April 1, 2022 / 29 Adar II, 5782
#27 TAZRIA
Beauty Is More Than Skin Deep
ill-being finds us
beauty is more than skin deep
itching is fleeting

Mycobacterium leprae
Yay – Tazria … I’ve been waiting for this parashat!!
After traveling for a month on the southern coast of Costa Rica —far away from the jungle insects on the eastern coast— I returned to Gandoca last week and, almost immediately, I once again found myself afflicted with so many bug bites. My body is not completely covered as it was shortly after I first arrived in this small village on the Caribbean coast last fall, but the memory of that agony is all coming back to me now.
As I plowed through this week’s Torah portion, Tazria, with its explicit and detailed descriptions of every sort of scaly, pussy, oozing type of body affliction my ancestors could imagine, I actually took some comfort there. Unlike other years when I just wanted to pass over this parashat (it always falls just before Passover), this year I feel like I am taking my place in the long line of those suffering from a type of bodily distress that is fleeting, but not fleeting fast enough. Somehow, there is comfort in knowing that others before me have forged this path.
And, really, not to be competitive, but what other spiritual tradition places smack in the middle of their holiest teachings an agonizing and creepy itemization of secretions and discharges and how to deal with them … and how to find a place —not only individually, but communally— to acknowledge unwellness in the body?!
In my current very itchy state, I am remembering last fall when almost everyone in the village here seemed aware of my of ill-being and my anguish, and offered me various homegrown remedies along with their prayers for my healing and well-being. Unlike the description in the Torah of sending people away, of isolating those who are experiencing dis-ease, the tribal village here holds everyone close—whatever their condition. Of course, I didn’t have leprosy (or whatever that extremely contagious and deadly disease might have been) but, still, no one here pushed me away in my compromised state.
I appreciate and love that both cultures —the agrarian-based Jewish tradition and the land of Pura Vida— are similarly very earthy, forthright and straightforward in placing the needs and care of the physical body right at the heart of their concerns.
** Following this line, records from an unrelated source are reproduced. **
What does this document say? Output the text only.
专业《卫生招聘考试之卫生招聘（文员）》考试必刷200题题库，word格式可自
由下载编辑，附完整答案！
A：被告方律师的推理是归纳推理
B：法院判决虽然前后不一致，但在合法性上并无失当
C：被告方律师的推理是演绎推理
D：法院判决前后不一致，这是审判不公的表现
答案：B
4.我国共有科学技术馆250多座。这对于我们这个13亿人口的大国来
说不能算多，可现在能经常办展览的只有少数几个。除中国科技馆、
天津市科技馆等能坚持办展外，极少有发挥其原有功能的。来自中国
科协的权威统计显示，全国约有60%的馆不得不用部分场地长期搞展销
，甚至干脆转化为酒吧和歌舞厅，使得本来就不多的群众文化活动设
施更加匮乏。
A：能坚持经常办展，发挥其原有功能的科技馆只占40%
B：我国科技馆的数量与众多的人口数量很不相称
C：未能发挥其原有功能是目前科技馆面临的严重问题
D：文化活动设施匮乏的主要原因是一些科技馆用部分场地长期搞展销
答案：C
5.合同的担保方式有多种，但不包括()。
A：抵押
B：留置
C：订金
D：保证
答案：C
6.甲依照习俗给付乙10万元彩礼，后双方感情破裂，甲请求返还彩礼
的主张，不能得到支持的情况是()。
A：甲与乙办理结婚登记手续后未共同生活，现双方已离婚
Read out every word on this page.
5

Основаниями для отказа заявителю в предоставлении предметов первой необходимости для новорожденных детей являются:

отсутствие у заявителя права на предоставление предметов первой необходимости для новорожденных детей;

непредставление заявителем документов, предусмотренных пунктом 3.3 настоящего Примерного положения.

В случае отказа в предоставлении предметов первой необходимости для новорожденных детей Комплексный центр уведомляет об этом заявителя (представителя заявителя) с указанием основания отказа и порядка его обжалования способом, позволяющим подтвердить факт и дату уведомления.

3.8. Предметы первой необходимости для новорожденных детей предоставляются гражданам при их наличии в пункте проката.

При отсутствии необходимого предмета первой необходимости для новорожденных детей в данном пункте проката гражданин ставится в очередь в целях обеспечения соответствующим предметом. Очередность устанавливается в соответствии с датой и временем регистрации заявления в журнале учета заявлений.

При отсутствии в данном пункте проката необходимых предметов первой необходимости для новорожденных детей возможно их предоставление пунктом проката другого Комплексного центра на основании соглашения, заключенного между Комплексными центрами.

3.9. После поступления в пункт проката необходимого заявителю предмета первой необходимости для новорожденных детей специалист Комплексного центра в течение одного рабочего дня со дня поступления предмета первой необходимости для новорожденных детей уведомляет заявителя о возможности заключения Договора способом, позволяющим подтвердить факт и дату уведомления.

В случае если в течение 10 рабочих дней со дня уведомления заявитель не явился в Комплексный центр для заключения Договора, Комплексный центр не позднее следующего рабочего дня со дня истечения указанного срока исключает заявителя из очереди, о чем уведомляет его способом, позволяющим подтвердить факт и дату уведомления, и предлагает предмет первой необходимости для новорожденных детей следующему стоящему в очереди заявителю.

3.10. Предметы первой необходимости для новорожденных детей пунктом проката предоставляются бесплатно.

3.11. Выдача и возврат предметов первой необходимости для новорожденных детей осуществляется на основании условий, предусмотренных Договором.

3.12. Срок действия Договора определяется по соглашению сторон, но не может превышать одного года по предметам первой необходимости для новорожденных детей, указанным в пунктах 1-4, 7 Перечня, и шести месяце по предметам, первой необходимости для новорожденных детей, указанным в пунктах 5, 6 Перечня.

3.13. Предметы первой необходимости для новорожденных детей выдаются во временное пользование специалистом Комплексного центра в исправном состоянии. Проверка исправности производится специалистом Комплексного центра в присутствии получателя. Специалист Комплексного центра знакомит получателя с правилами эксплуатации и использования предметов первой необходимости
Ill-being is understood as being part of the well-being continuum. Nothing seems unspeakable. Nothing seems shameful. Nothing seems outside of holiness.
Today I can celebrate all of my sores and scabs and scars as markers on the journey. They remind me of where I’ve been. Even in my strength, I carry with me memories of unwellness. And in my state of affliction, I do have a sense that a feeling of well-being will some day return to my body once again.
If life unfolds and I am granted a long, full life, at some point my body will likely begin to wither without a bouncing back path.
When I was in high school, a dear friend of my mother’s was dying from a kind of cancer that had begun in her spine. She had lived with back pain for many years with every kind of diagnosis except cancer. Throughout that time, she felt like she had the strength to persevere.
It wasn’t until the cancer had progressed, and found its way to almost every part of her body, that she finally received a diagnosis. By then, there was no hope for a long life. By then, it was clear that no kind of available treatment could help her body return to a state of wellness. And that, for her, was the hardest part—knowing that her body would only become progressively weaker, without any possibility of bouncing back.
My current state of extreme discomfort and unrelenting itchiness is nothing like that. I do have a whole host of salves and creams and plant-based remedies —along with the great healing waters of the ocean— that do offer some relief. I know that, God-willing, in all likelihood my body will indeed bounce back. I know that this experience of sleepless nights and challenging days will pass within days or weeks.
Even when I feel overwhelmed by the ill-being that is currently wracking my physical body, I hold the awareness that I have been created in the image of the Divine and that I have the inner resources and physical wherewithal to persevere. I am in awe of my body’s capacity to endure invasion by creatures too tiny to even see. I am amazed at her capacity to heal and to return to a state of well-being. And I remember, once again, that beauty is way more than skin deep.